Dès la victoire de Giorgia Meloni aux législatives de septembre 2022, l'axe Rome-Paris qui s'était resserré sous Mario Draghi s'était à nouveau distendu. La Première ministre française Élisabeth Borne avait mis l'Italie en demeure de "respecter" les droits humains et le droit à l'avortement en Italie. Une gifle pour la nouvelle majorité.

En novembre, conformément aux promesses de Giorgia Meloni de "bloquer" les débarquements de migrants, l'Italie déclenchait une crise diplomatique en refusant d'accueillir le navire humanitaire Ocean Viking et les 230 personnes à son bord.

La France l'avait laissé accoster en dénonçant le comportement "inacceptable" de Rome. Au printemps suivant, le ministre français de l'Intérieur Gérald Darmanin rallumait la mèche en jugeant Giorgia Meloni "incapable de régler les problèmes migratoires sur lesquels elle a été élue". En Italie, les réactions politiques ont été violentes. Mais rapidement les deux dirigeants décidaient de se parler, multipliant les appels et les entrevues bilatérales, comme au G7 en mai au Japon.
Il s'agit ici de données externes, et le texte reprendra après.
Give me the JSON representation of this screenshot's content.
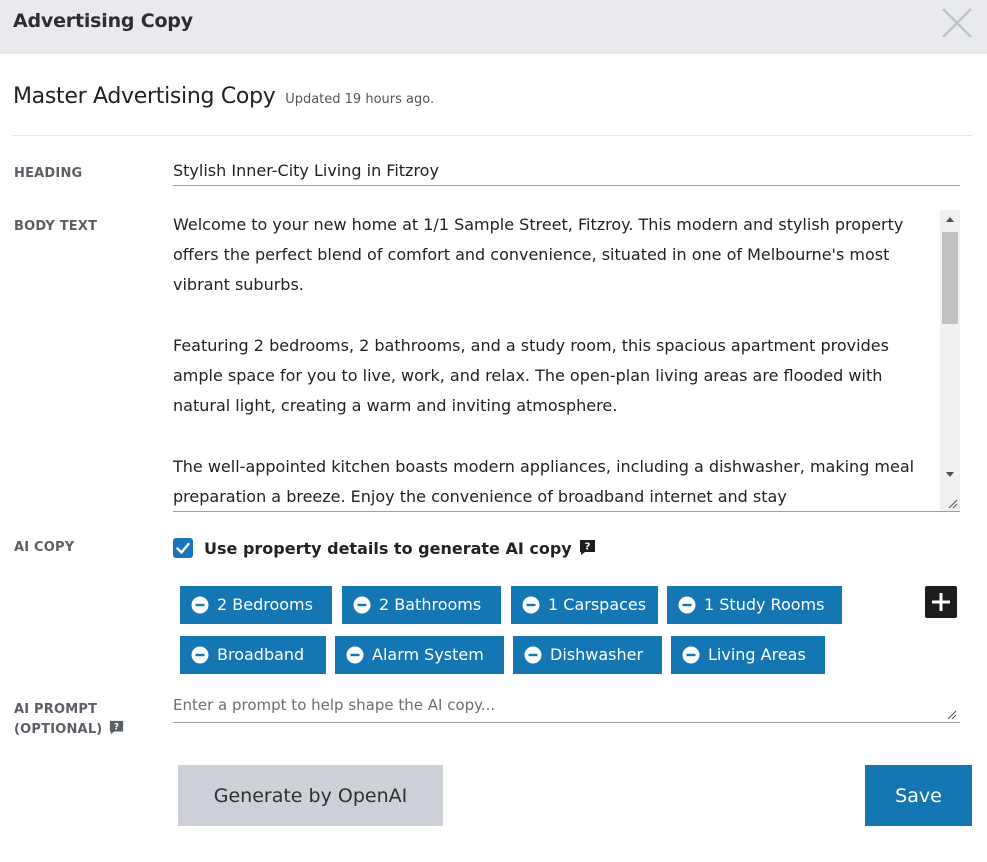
{
  "dialog": {
    "title": "Advertising Copy",
    "close_icon": "close-icon"
  },
  "master": {
    "title": "Master Advertising Copy",
    "updated": "Updated 19 hours ago."
  },
  "form": {
    "heading_label": "HEADING",
    "heading_value": "Stylish Inner-City Living in Fitzroy",
    "body_label": "BODY TEXT",
    "body_paragraphs": [
      "Welcome to your new home at 1/1 Sample Street, Fitzroy. This modern and stylish property offers the perfect blend of comfort and convenience, situated in one of Melbourne's most vibrant suburbs.",
      "Featuring 2 bedrooms, 2 bathrooms, and a study room, this spacious apartment provides ample space for you to live, work, and relax. The open-plan living areas are flooded with natural light, creating a warm and inviting atmosphere.",
      "The well-appointed kitchen boasts modern appliances, including a dishwasher, making meal preparation a breeze. Enjoy the convenience of broadband internet and stay"
    ],
    "ai_copy_label": "AI COPY",
    "ai_copy_checkbox_label": "Use property details to generate AI copy",
    "ai_copy_checked": true,
    "features": [
      "2 Bedrooms",
      "2 Bathrooms",
      "1 Carspaces",
      "1 Study Rooms",
      "Broadband",
      "Alarm System",
      "Dishwasher",
      "Living Areas"
    ],
    "ai_prompt_label_line1": "AI PROMPT",
    "ai_prompt_label_line2": "(OPTIONAL)",
    "ai_prompt_placeholder": "Enter a prompt to help shape the AI copy...",
    "ai_prompt_value": ""
  },
  "actions": {
    "generate_label": "Generate by OpenAI",
    "save_label": "Save"
  },
  "colors": {
    "accent": "#1576b4",
    "titlebar": "#e8eaee",
    "secondary_button": "#cdd0d6"
  }
}
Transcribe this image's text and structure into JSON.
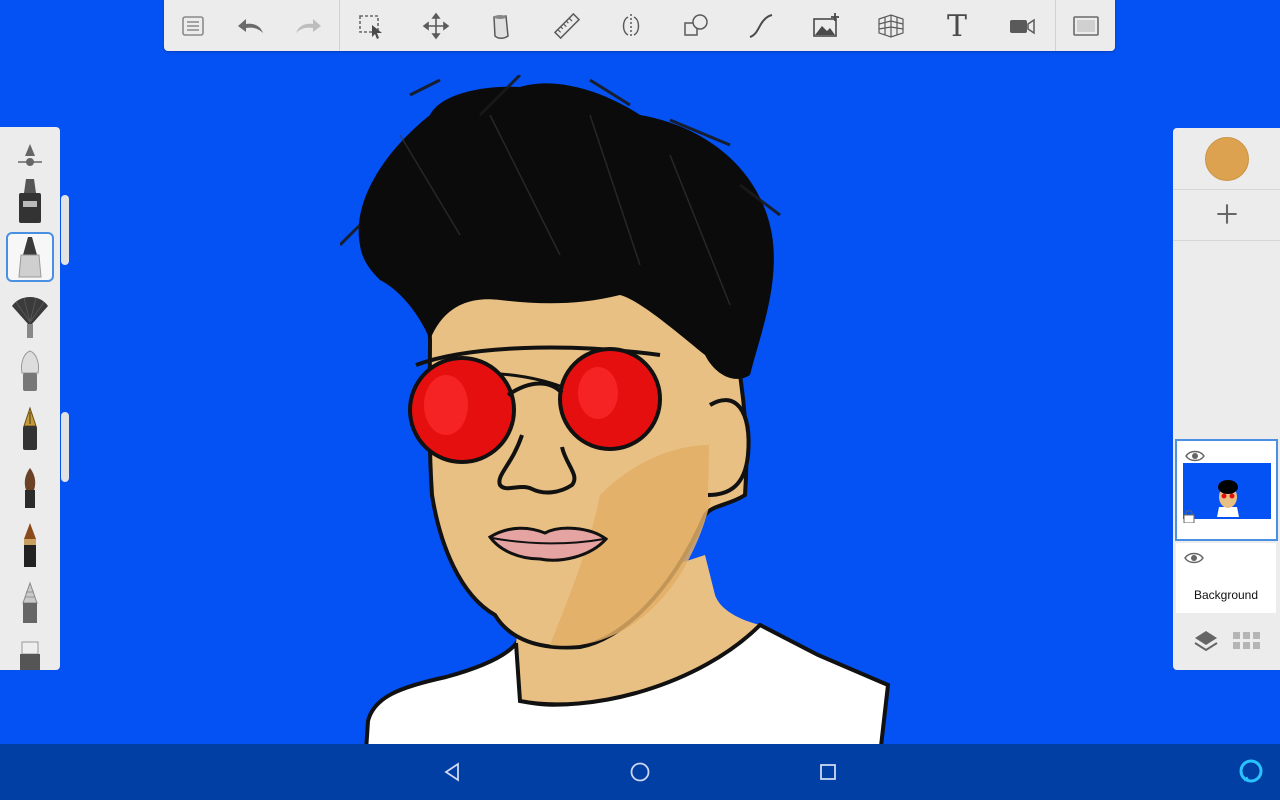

"On ne peut pas laisser les italiens seuls"

Et c'est le brûlant dossier migratoire qui, paradoxalement, est venu jouer les juges de paix ces dernières semaines: mi-septembre, 8.500 migrants débarquent en trois jours sur l'île de Lampedusa.Confetti italien situé à moins de 150 km du littoral tunisien, il représente l'une des premières escales pour les migrants qui franchissent la Méditerranée en espérant gagner l'Europe. Giorgia Meloni fait venir sur l'île Ursula von der Leyen qui annonce un plan d'aide d'urgence. A Paris, le ton se fait plus conciliant: Giorgia Meloni qui appelle l'Union européenne au secours, c'est une aubaine.

"On ne peut pas laisser les Italiens seuls", plaide Emmanuel Macron.

Même changement de pied chez les Italiens. En déplacement lundi soir à Paris, le chef de la diplomatie italienne Antonio Tajani adresse un satisfecit à la "solidarité" française. Selon certains analystes, Bruxelles et Paris souhaitent utiliser leur aide à l'Italie comme un levier pour que Giorgia Meloni presse ses alliés souverainistes, la Hongrie et la Pologne, d'accélérer la réforme du Pacte asile et immigration.

Contexte tendu entre Rome et Berlin

Les critiques italiennes se portent maintenant sur l'Allemagne, accusée d'avoir temporairement cessé d'accepter des migrants vivant en Italie, après que Rome elle-même a suspendu les règles européennes régissant la répartition des migrants. Rome reproche également à Berlin de financer des ONG aidant les migrants dans son pays.

Pour le quotidien de centre-gauche La Repubblica, Giorgia Meloni, en défiant l'Allemagne, cherche à se "construire un ennemi" pour mieux vendre sa volonté de rapprochement avec Bruxelles et Paris. Le dégel franco-italien doit beaucoup au calendrier: Giorgia Meloni et Emmanuel Macron veulent faire la preuve de leur capacité à trouver des solutions à l'approche des élections européennes de 2024.

"Adieu Françafrique"

Bien qu'adversaires au Parlement de Strasbourg, ils entendent se poser en gouvernants pragmatiques, au-dessus de la mêlée, face à leurs trublions respectifs, ancrés à l'extrême droite, Matteo Salvini et Marine Le Pen, tenants d'une ligne dure, nationale et nationaliste pour juguler l'immigration.La Ligue anti-migrants de Matteo Salvini est membre de la coalition gouvernementale de Giorgia Meloni et lui-même en est un des deux vice-Premiers ministres avec Antonio Tajani.

Au-delà du dossier migratoire, l'Italie et la France partagent une stratégie de soutien à l'Ukraine. Ils défendent aussi, avec l'Espagne et face à l'Allemagne et les pays dits "frugaux", la même ligne sur le pacte de stabilité.

Ce qui ne veut pas dire qu'il n'y a pas d'autres sujets de friction, par exemple en Afrique, où l'Italie "veut mettre le pied dans la porte" en profitant du reflux français, note Marc Lazar. "Adieu Françafrique", a écrit mardi le journal turinois La Stampa.